Le corps est au centre de l’esthétique d’Auguste Rodin, dans toutes ses composantes y compris les plus sensuelles. Par leurs sujets, leurs matériaux, le travail sur les textures finement polies des chairs, ses sculptures sont une célébration de la sensualité et du désir. Corps abandonnés, cambrés ou accouplés possèdent une force érotique indéniable qui a souvent fait scandale et interpellent encore aujourd’hui.
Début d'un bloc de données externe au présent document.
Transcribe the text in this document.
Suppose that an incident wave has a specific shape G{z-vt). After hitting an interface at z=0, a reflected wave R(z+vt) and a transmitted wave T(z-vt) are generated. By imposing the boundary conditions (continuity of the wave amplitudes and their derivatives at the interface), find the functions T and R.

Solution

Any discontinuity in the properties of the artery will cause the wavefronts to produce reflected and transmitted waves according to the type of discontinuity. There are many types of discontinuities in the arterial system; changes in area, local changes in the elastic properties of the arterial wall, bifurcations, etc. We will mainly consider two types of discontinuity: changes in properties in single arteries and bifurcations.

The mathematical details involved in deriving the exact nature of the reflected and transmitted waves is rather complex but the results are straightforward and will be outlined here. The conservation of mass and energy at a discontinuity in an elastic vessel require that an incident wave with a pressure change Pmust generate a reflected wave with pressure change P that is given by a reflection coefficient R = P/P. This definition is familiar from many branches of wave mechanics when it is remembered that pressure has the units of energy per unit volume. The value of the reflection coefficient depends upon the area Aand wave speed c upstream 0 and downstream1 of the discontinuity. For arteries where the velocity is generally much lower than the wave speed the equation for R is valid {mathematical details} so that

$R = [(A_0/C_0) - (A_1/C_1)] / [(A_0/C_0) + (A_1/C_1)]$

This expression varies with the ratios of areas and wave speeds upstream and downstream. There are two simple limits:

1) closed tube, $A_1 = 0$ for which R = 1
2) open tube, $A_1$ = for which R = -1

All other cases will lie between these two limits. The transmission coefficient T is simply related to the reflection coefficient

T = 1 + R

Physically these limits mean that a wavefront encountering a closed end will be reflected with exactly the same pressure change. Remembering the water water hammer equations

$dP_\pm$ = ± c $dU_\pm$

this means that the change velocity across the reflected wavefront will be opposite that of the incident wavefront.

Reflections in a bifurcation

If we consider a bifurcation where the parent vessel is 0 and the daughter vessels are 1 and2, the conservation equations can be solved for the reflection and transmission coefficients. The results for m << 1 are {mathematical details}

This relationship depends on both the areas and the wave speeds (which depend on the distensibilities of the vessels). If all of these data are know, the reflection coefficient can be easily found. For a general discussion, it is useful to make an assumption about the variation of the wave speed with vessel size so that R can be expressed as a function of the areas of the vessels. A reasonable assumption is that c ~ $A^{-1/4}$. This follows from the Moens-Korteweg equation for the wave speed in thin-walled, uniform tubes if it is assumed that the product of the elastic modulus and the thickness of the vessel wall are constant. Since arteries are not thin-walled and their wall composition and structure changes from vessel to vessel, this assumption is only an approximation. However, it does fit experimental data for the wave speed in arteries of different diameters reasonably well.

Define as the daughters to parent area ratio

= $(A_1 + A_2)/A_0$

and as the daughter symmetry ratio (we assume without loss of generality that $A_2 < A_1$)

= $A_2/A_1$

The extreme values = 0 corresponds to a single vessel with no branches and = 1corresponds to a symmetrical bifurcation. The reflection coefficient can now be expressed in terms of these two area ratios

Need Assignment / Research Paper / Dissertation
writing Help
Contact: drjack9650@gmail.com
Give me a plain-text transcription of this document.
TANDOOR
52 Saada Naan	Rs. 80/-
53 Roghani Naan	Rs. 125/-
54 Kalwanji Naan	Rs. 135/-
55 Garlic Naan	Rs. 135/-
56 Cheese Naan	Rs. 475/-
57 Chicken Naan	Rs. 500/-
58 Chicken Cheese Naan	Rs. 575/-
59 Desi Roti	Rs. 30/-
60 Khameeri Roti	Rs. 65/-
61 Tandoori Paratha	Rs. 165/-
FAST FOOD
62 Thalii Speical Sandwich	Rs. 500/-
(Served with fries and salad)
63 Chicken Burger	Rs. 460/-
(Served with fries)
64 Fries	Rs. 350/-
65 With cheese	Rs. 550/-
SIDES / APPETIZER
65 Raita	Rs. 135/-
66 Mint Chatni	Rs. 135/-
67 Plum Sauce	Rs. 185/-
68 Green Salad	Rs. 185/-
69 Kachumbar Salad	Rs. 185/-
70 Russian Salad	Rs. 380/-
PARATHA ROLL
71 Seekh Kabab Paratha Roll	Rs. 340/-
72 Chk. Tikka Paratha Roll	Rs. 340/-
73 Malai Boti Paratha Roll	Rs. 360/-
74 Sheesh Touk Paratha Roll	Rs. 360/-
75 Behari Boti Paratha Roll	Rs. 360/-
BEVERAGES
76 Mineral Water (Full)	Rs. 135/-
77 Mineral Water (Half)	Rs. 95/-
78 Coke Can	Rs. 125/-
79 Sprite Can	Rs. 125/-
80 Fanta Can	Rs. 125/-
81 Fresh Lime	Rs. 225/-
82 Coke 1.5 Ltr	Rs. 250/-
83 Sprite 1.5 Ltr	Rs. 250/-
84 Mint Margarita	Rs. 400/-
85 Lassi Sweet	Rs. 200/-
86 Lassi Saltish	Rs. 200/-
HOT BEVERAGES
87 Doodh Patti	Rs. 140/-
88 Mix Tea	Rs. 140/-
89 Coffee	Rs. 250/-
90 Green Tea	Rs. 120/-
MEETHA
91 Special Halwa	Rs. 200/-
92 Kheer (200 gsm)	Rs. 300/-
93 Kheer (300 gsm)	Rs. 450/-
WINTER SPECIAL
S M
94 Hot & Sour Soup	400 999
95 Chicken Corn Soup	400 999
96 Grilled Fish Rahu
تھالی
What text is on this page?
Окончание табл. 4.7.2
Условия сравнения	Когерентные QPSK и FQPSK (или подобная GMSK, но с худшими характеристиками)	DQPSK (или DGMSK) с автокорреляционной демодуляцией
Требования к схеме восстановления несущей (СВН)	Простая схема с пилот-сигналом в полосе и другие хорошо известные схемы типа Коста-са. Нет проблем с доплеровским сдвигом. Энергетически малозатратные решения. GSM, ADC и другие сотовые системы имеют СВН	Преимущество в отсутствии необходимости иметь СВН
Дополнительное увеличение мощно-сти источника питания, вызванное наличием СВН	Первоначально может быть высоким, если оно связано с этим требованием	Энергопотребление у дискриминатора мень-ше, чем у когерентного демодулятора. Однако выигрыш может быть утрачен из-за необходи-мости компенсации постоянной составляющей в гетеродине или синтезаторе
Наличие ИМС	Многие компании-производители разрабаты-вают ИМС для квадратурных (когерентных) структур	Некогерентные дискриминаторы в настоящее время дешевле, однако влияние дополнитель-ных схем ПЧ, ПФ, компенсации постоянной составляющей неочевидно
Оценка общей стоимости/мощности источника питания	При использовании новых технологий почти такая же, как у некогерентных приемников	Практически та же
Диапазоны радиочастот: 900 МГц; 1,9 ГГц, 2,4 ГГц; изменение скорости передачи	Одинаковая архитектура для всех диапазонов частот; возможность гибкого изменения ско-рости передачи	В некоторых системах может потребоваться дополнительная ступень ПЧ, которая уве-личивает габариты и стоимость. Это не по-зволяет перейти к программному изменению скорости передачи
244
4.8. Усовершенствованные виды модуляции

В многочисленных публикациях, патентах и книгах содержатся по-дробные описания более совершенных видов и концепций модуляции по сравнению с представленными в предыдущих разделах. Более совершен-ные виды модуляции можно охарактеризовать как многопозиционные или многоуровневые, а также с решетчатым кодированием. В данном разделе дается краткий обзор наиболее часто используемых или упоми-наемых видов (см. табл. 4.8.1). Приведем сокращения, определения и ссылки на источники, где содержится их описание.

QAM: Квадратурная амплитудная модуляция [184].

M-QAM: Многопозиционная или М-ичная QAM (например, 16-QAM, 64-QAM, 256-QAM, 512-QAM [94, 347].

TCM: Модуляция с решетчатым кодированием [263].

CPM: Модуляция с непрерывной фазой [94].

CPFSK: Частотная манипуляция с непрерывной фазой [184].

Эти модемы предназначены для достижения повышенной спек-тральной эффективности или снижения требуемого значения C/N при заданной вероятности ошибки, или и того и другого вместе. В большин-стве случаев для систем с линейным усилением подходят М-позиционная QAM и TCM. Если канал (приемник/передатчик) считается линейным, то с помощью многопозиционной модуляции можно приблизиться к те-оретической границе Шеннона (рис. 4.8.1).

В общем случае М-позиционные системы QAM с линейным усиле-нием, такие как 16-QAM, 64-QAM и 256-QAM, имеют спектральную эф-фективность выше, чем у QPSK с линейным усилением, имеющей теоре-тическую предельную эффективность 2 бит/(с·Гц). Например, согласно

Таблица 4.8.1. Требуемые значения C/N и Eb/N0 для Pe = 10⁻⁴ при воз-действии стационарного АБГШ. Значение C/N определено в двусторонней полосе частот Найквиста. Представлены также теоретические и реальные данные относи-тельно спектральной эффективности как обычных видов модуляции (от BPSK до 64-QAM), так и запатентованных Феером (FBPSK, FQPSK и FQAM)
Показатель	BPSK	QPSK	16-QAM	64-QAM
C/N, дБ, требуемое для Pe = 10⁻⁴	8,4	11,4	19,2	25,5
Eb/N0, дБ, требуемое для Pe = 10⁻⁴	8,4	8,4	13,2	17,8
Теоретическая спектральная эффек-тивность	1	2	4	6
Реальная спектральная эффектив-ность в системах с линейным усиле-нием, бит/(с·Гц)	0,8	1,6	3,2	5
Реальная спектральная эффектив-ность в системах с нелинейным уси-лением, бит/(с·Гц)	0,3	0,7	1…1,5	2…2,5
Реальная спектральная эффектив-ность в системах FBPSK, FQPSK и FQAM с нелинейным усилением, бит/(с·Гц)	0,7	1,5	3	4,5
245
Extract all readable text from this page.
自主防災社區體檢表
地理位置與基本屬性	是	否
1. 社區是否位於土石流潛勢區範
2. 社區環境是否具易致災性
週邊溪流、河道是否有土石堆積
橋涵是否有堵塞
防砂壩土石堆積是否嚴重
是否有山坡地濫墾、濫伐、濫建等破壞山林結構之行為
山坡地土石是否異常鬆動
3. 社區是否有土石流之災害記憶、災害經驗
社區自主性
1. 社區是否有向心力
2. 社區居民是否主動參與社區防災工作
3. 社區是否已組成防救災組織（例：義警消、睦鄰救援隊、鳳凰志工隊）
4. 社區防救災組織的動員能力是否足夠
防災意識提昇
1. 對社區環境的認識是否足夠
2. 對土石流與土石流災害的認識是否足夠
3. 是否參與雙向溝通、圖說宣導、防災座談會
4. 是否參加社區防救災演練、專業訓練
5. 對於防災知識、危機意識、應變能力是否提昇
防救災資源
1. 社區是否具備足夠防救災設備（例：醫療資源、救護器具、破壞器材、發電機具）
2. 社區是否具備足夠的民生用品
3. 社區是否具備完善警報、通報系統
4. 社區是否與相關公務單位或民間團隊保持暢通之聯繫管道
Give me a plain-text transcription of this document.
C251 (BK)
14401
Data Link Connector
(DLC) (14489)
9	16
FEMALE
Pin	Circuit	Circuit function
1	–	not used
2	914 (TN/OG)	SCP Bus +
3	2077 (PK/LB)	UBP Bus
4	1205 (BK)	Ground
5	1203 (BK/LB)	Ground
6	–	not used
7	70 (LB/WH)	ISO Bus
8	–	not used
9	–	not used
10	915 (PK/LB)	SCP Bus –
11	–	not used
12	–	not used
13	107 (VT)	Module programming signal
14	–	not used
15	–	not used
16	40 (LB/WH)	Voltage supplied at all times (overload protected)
De la sensualité d’une figure isolée…

La posture du corps chez Rodin témoigne d’une forte sensualité. L’élongation met en avant l’anatomie, les os parfois visibles à travers la peau, les muscles saillants, les rondeurs charnelles que l’on aimerait caresser (L’Adolescent désespéré, L’Age d’airain, La Danaïde). La cambrure accentuée des corps féminins met en valeur les formes dans d’harmonieux jeux de courbes (Torse d’Adèle, Torse de jeune femme cambrée).

Tous les thèmes, qu’ils soient d’inspiration mythologique (La Danaïde), spirituelle (La Voix intérieure) ou religieuse (L’Ecclésiaste), sont prétexte à une l’expression d’une sensualité souvent décalée, empreinte de gravité, voire de désespoir.


…au couple érotique

Inspiré par les histoires d’amour, Rodin sculpte et dessine des couples dont certains sont devenus aujourd’hui de véritables symboles, comme Le Baiser. Ce sujet inspire aussi d’autres artistes comme Camille Claudel dont le groupe Vertumne et Pomone, autre incarnation de la passion, montre deux corps semblant n’en former qu’un.

L’intérêt de Rodin pour l’expression de la passion amoureuse ou érotique le conduit à en explorer différentes formes comme dans les nombreuses représentations de couples saphiques (Deux femmes nues à demi allongées) ou de scènes d’enlèvements (Jeune femme embrassée par un fantôme).

Dans Le Christ et la Madeleine, de manière inhabituelle pour une telle scène, les deux figures sont entièrement nues, face à face, à la même hauteur. Rodin joue ici du contraste entre la posture du Christ, pleine d’abandon et de relâchement et celle de Marie-Madeleine, toute en torsion, dynamique.